Like a traditional business, we’re investing in the creation of the market by spending money up front – on marketing, research and development, international quality certification and the like – to drive future sales of the machine. Unlike a traditional business, we don’t expect to recoup that cost; it’s paid for with philanthropic funding so that we can offer the machine at as low a cost as possible – an important factor in hospitals’ buying decisions.

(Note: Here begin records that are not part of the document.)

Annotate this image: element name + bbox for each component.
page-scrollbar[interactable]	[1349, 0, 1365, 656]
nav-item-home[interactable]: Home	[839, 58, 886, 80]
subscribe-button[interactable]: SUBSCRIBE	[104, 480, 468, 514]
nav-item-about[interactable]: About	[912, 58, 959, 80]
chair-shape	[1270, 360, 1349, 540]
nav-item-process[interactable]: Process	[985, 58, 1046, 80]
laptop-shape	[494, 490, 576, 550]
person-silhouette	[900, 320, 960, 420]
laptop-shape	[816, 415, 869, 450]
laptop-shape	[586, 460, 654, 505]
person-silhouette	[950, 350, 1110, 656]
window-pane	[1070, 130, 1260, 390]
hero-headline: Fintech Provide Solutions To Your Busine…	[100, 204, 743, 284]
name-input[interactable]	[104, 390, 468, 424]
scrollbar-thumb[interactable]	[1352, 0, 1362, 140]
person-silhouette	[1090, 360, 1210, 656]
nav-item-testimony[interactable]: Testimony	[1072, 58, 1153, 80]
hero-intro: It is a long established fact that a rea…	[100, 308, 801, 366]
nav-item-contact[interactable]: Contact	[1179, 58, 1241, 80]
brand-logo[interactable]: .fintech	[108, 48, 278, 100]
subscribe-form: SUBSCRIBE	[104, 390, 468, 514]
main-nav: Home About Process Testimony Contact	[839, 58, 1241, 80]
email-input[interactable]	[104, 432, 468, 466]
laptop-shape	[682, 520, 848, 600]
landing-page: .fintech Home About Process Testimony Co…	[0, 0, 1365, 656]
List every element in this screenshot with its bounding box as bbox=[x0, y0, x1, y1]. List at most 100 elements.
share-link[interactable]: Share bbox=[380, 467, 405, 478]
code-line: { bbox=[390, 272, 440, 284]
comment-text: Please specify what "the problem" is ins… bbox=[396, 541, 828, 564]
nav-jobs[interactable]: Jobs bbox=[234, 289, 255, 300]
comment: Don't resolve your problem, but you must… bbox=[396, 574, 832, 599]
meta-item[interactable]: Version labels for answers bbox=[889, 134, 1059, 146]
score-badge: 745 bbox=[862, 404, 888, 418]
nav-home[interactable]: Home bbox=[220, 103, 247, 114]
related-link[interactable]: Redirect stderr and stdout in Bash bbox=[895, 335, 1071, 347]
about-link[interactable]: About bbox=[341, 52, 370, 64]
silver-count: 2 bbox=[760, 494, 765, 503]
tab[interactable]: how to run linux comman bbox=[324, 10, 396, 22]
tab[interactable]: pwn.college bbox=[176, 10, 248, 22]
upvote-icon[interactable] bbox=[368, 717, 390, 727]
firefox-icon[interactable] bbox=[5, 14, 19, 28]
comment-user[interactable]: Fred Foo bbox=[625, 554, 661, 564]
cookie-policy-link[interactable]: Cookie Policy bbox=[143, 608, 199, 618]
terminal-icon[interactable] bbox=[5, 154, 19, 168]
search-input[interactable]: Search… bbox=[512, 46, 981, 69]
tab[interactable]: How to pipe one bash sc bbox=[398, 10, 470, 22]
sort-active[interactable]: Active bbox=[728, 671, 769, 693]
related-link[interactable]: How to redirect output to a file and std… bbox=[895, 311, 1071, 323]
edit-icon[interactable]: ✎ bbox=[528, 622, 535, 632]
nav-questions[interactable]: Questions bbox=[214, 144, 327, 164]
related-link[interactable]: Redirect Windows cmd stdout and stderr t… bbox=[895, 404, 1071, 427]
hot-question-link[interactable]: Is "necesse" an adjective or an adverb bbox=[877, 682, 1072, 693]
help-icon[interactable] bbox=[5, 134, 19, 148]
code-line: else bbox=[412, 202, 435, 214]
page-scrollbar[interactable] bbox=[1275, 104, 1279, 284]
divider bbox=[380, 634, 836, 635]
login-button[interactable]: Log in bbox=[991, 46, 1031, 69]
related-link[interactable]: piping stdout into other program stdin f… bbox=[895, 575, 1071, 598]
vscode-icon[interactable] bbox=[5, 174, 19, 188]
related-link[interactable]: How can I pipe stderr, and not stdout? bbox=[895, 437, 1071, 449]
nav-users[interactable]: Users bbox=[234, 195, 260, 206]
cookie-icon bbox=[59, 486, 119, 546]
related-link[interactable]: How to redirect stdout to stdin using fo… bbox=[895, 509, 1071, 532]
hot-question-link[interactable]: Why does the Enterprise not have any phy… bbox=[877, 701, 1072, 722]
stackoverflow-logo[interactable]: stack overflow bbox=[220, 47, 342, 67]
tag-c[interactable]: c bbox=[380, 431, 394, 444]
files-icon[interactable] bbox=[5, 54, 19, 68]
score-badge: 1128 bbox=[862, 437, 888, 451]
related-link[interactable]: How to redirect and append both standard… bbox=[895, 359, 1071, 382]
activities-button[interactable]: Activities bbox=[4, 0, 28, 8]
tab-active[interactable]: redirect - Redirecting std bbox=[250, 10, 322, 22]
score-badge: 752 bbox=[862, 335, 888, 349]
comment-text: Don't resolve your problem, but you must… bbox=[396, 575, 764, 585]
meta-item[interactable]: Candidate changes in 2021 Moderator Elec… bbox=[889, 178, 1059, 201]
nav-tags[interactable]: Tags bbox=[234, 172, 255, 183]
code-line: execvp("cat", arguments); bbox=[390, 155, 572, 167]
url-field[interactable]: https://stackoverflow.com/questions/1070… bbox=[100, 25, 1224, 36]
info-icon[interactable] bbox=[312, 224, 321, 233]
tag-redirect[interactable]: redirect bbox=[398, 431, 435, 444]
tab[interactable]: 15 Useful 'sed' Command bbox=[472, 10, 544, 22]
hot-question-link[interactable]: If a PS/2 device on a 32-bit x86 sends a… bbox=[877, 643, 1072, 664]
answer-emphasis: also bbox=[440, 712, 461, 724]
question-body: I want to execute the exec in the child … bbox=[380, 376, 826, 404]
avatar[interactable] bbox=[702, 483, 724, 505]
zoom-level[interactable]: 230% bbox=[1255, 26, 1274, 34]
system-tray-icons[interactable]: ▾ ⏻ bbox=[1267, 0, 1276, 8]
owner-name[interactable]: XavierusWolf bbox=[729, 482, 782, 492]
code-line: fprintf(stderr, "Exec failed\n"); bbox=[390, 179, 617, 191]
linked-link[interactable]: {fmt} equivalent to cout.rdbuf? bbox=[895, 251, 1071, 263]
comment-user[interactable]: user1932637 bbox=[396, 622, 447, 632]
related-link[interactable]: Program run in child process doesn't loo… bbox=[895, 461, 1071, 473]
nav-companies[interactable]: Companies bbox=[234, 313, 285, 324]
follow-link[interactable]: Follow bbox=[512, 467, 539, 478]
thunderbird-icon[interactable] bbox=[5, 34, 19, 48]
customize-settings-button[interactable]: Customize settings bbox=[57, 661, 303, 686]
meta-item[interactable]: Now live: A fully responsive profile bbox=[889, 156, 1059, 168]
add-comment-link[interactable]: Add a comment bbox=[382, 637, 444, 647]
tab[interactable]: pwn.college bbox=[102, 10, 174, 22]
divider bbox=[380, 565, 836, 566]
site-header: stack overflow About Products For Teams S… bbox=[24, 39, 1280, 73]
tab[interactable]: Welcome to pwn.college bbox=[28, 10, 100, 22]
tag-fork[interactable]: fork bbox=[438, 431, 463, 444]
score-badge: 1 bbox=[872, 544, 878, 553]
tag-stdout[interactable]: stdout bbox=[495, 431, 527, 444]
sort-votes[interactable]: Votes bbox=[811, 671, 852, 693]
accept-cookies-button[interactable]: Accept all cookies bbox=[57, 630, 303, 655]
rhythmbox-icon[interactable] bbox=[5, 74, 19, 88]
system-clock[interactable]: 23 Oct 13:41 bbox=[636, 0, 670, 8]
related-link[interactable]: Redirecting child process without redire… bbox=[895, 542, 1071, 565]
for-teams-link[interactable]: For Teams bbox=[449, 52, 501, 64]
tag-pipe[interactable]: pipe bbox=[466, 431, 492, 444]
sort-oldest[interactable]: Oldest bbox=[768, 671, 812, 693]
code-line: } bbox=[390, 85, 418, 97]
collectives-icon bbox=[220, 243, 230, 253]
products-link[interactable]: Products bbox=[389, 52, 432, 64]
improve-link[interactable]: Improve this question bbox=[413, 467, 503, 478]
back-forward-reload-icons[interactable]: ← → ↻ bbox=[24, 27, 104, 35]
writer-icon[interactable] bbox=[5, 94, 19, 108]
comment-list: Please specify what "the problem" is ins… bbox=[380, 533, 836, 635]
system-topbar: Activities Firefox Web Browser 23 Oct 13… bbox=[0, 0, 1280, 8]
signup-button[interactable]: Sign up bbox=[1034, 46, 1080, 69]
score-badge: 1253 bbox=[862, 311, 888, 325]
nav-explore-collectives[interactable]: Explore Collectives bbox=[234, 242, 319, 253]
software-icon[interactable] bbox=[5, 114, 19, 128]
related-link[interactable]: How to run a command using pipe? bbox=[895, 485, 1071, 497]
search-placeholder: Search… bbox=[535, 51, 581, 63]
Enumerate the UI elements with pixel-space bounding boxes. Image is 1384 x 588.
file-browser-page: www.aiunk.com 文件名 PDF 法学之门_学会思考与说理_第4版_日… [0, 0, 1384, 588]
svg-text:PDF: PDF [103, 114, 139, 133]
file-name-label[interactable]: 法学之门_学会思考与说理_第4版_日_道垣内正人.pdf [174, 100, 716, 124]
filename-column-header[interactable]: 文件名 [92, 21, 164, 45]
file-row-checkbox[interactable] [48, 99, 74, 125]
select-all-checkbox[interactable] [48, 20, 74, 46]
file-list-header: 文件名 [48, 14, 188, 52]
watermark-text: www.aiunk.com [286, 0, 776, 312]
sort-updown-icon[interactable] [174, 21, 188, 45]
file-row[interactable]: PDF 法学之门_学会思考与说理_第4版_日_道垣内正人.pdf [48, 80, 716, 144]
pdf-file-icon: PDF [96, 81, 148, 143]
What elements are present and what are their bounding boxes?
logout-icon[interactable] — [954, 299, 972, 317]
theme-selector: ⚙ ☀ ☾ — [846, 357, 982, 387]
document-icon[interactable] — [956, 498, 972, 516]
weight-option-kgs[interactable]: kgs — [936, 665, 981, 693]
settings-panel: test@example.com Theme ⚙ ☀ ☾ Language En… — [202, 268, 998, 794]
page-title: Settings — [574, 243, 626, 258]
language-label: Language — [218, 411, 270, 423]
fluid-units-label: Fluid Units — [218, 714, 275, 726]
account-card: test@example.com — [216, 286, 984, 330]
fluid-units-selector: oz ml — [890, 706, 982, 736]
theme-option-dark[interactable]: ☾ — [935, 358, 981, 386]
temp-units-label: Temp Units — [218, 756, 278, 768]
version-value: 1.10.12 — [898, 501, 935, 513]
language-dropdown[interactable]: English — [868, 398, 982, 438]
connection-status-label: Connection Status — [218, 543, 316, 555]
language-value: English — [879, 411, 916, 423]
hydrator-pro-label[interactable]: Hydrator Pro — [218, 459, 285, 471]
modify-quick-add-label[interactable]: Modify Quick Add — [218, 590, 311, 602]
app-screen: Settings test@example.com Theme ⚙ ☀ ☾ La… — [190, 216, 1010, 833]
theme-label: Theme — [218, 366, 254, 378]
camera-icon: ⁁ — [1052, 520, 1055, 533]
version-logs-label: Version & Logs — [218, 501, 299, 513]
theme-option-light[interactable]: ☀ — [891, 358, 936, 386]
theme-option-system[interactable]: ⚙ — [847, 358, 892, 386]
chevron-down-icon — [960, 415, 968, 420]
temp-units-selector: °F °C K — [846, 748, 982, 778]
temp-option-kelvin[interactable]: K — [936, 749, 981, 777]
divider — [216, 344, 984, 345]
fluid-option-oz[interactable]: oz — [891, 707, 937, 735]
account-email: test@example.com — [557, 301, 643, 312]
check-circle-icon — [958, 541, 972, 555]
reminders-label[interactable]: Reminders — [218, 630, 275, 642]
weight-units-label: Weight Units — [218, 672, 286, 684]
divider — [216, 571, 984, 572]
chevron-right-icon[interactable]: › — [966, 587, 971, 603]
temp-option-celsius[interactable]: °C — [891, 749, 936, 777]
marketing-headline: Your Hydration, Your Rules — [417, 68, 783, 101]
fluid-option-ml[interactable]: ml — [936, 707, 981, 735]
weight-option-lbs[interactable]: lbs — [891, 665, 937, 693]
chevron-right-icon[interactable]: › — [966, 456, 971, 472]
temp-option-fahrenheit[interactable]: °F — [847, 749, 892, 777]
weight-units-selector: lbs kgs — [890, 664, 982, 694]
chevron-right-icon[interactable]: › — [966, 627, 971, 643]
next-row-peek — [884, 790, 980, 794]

Crucially, the foundation’s investment allows us to address the market’s failure to address the post-sale needs of the customer: robust machine training for clinicians and biomedical technicians; easily accessible, open-source spare parts that can often be procured locally; timely maintenance and repair backed by warranty. Using philanthropic dollars ensures that these critically important components will be high quality and ubiquitous, even if they aren’t profitable.
To be sure, these components are expensive, but they are vital to ensuring the provision of safe surgery and anesthesia and, to our customers, produce the highest and longest-lasting SROI.
The idea of a foundation owning a commercial entity seems to be a novel subset of venture philanthropy that offers any number of exit options: the social enterprise could spin off as a for-profit, a nonprofit, or could stay a long-term investee of the foundation. Ultimately, this decision simply depends on the aims of each organization and the needs of the customer.
Whatever the decision, it’s critical that the foundation and social enterprise commit to one another; it would challenge the sustainability of philanthropic investment to, say, have the foundation simply stop funding at the wrong time.
And this model isn’t right for every situation. Foundations should not waste fixed philanthropic dollars on markets that aren’t failing, and some philanthropic solutions simply can’t rely on a market to offer goods and services. But it can be an effective solution when, as in our case, a market exists but is largely failing to serve the customer.
Foundation-owned social enterprise is a novel philanthropic model that has the potential to help solve market failures in a variety of contexts. It’s so novel, actually, that we don’t know of many other instances of its use; if you know of an organization doing something similar, let us know.
Mike Miesen is a business strategy analyst at Gradian Health Systems, a nonprofit social enterprise that equips low-resource hospitals to deliver anesthesia in any environment.